Having been regular visitors to Tucson for many years, my husband and I had seen most of its well known attractions. So on our most recent trip, we decided to check out what might be called "the other Tucson": less well known places whose charm makes them worth seeing. Now that winter residents and travelers -- some arriving for spring-training baseball -- are plentiful in Arizona, it's a good time to offer a guide to some off-the-beaten-path places, plus a few longtime favorites.

Tucson Botanical Gardens

Although we found the garden grounds pleasant, they seemed unremarkable. But we loved the butterfly exhibit, which is continuing through April and showcases insects imported from around the world. After receiving a stern lecture from a docent, who admonished us to watch where we stepped lest we crush one of the delicate creatures, we were ushered into a small building as steamy as a sauna and filled with vegetation. All around us fluttered the variously colored butterflies, alighting on leaves, feeding stations and visitors' shoulders and hands. Other garden features include a cafe with a small but inventive menu; a children's railway; Native American crops and cactus, and succulent gardens. (General admission $3-$7; 1-520-326-9686; www.tucsonbotanical.org).
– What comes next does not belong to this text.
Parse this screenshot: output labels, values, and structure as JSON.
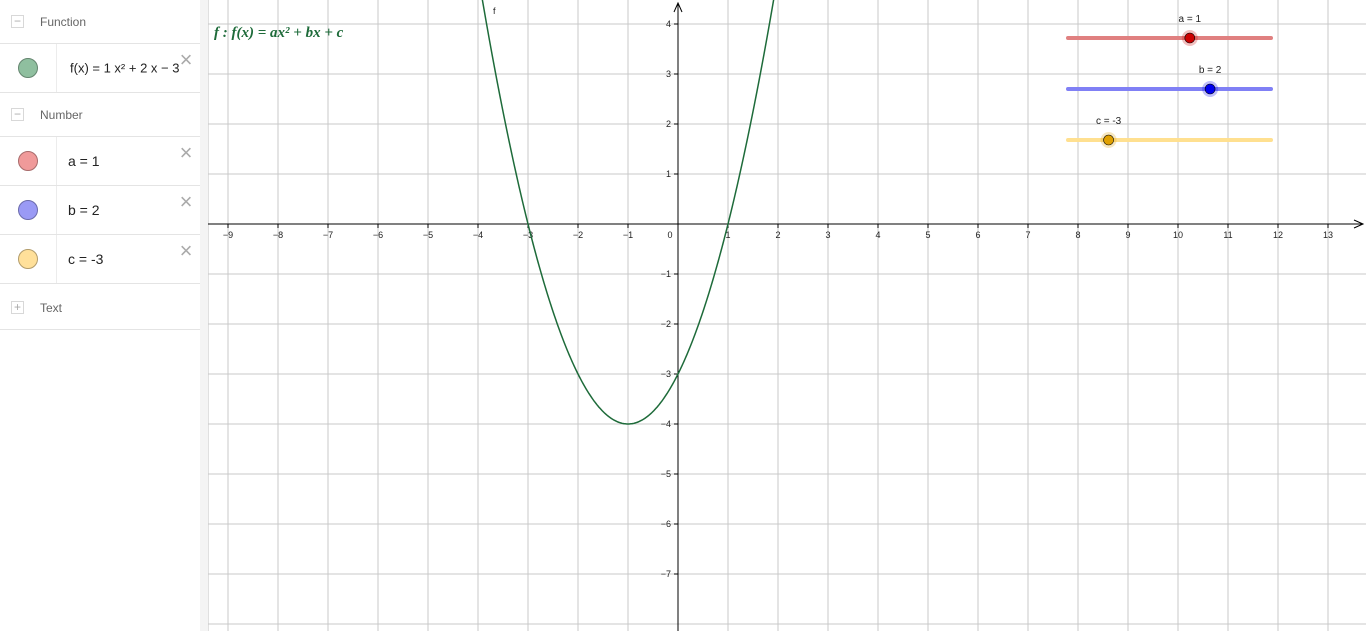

The Mini-Time Machine Museum of Miniatures

The magic in this place cannot be overstated. Even if you are no connoisseur of miniatures (and I'm not), you're immediately drawn by the detail, color, refinement and imagination in virtually every display. The museum is one of Tucson's newest attractions, having opened in September, and a spokeswoman said it's the first U.S. museum built exclusively to house miniatures. The museum contains more than 275 miniature houses and room boxes, and an undetermined number of other miniature collectible items. (Admission is $5-$7, ages 3 and under admitted free; 1-520-881-0606; www.theminitimemachine.org).

Old Town Artisans

We love to visit this enclave in the middle of downtown Tucson. The collection of historic buildings houses artisan shops around a pleasant courtyard with a small restaurant that serves lunch and drinks. In the buildings, some of which date to the mid-1800s, are shops and galleries selling pottery, jewelry, artwork, crafts and other items, many created by Native Americans.

The day we visited musicians were performing in the sun-dappled courtyard. We left, as usual, with wallets lighter and one-of-a-kind handcrafted gifts (1-800-782-8072).

Tohono Chul Park

This park on the north side of Tucson charmed us with its brick courtyard and tearoom, where we lunched with friends; its sunny, airy art gallery, and the beautifully arranged tableaux of Southwestern foliage. We stopped to admire a circle formed of a low stone wall topped with cactuses, the Sundial Plaza and many huge, gnarly saguaro cactuses. Other park features include activities for children and demonstration gardens. (Admission is $2-$7, ages 4 and under free; 1-520-742-6455; www.tohonochulpark.org).

Create Cafe and Catering

We happened across this funky restaurant/catering service and were attracted by the tagline posted outside: You Are What You Create Cafe and Catering. Inside we encountered an eclectic array of dining furniture; a long, copper counter adorned with colorful pottery shards and a huge menu on the wall. The healthy-leaning offerings included hot and cold sandwiches, wraps, salads, soups, quesadillas, burritos and omelets. The cafe serves breakfast and lunch Monday-Saturday and plans to start serving dinner this month (1-520-298-3421; www.createcafe.com).

Blue Willow Restaurant, Bakery and Gift Shop

This Tucson mainstay and its wide-ranging menu never fail to please. But its uniqueness derives from its unusual gift shop. This time I couldn't resist a small book containing English translations -- or rather, mistranslations -- of common phrases on signs in another country (1-520-327-7577; www.bluewillowtucson.com).